Principais Características

  • Modelo 55: A NFP-e utiliza o Modelo 55, o mesmo padrão utilizado por empresas de outros setores, substituindo definitivamente o Modelo 4 (papel) e oferecendo maior estrutura de dados.

  • Assinatura Digital Obrigatória: A emissão exige o uso de um Certificado Digital (como o e-CPF ou e-CNPJ) emitido por uma Autoridade Certificadora credenciada pela ICP-Brasil, garantindo a autoria e integridade do documento.

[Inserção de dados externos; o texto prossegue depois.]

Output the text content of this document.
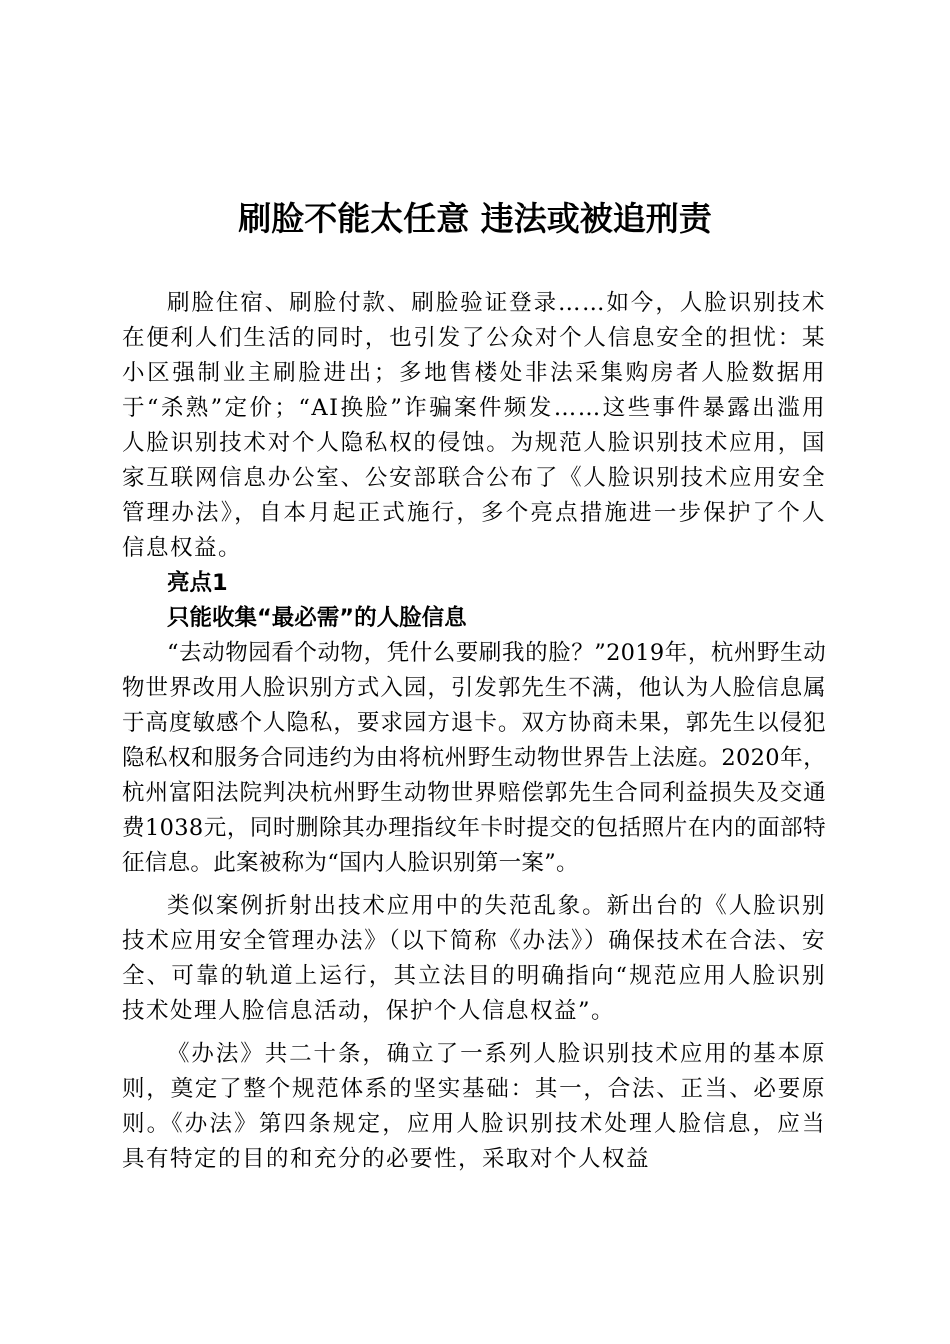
刷脸不能太任意 违法或被追刑责

刷脸住宿、刷脸付款、刷脸验证登录……如今，人脸识别技术在便利人们生活的同时，也引发了公众对个人信息安全的担忧：某小区强制业主刷脸进出；多地售楼处非法采集购房者人脸数据用于“杀熟”定价；“AI换脸”诈骗案件频发……这些事件暴露出滥用人脸识别技术对个人隐私权的侵蚀。为规范人脸识别技术应用，国家互联网信息办公室、公安部联合公布了《人脸识别技术应用安全管理办法》，自本月起正式施行，多个亮点措施进一步保护了个人信息权益。

亮点1

只能收集“最必需”的人脸信息

“去动物园看个动物，凭什么要刷我的脸？”2019年，杭州野生动物世界改用人脸识别方式入园，引发郭先生不满，他认为人脸信息属于高度敏感个人隐私，要求园方退卡。双方协商未果，郭先生以侵犯隐私权和服务合同违约为由将杭州野生动物世界告上法庭。2020年，杭州富阳法院判决杭州野生动物世界赔偿郭先生合同利益损失及交通费1038元，同时删除其办理指纹年卡时提交的包括照片在内的面部特征信息。此案被称为“国内人脸识别第一案”。

类似案例折射出技术应用中的失范乱象。新出台的《人脸识别技术应用安全管理办法》（以下简称《办法》）确保技术在合法、安全、可靠的轨道上运行，其立法目的明确指向“规范应用人脸识别技术处理人脸信息活动，保护个人信息权益”。

《办法》共二十条，确立了一系列人脸识别技术应用的基本原则，奠定了整个规范体系的坚实基础：其一，合法、正当、必要原则。《办法》第四条规定，应用人脸识别技术处理人脸信息，应当具有特定的目的和充分的必要性，采取对个人权益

  • Arquivo XML e DANFE: A nota existe oficialmente como um arquivo digital (XML), mas é acompanhada pelo DANFE (Documento Auxiliar da Nota Fiscal Eletrônica), que é a representação gráfica impressa para acompanhar o trânsito da mercadoria.

  • Validação em Tempo Real: A transmissão dos dados para a Secretaria da Fazenda (Sefaz) ocorre via internet em tempo real, e a mercadoria só pode circular após a autorização eletrônica do fisco.

  • Autonomia de Emissão: Permite que o produtor emita a nota de sua própria fazenda ou escritório, utilizando softwares de gestão, sem depender de horários de funcionamento de órgãos públicos.

  • Abrangência de Operações: Habilita o produtor a realizar qualquer tipo de transação comercial, incluindo vendas para outros estados da federação e exportação direta, operações que eram limitadas ou burocráticas no modelo de papel.

Importante Saber

  • Prazos de Obrigatoriedade: A partir de 3 de fevereiro de 2025, a NFP-e é obrigatória para produtores com faturamento anual superior a R 360 mil ou que realizem vendas interestaduais. Para os demais produtores, a obrigatoriedade inicia em 5 de janeiro de 2026.

  • Código CFOP: O preenchimento correto do Código Fiscal de Operações e Prestações (CFOP) é crucial; códigos como 5102 (venda interna) e 6102 (venda interestadual) definem a tributação e evitam rejeição da nota.

  • Riscos de Não Emissão: A falta da NFP-e ou o uso indevido de talões de papel após a obrigatoriedade pode resultar em multas pesadas, apreensão da carga durante o transporte e impedimentos para obter crédito rural.

  • Regularização do Cadastro: Para emitir a NFP-e, o produtor deve estar com a Inscrição Estadual (IE) ativa e os dados cadastrais atualizados junto à Sefaz de seu estado.

  • Cancelamento e Inutilização: Existem prazos rígidos para o cancelamento de uma NFP-e emitida com erro (geralmente 24 horas, variando por estado), desde que a mercadoria não tenha circulado.

  • Contingência: É necessário planejar alternativas para momentos de falha na conexão de internet, como o uso de sistemas que permitam a emissão em contingência para posterior transmissão à Sefaz.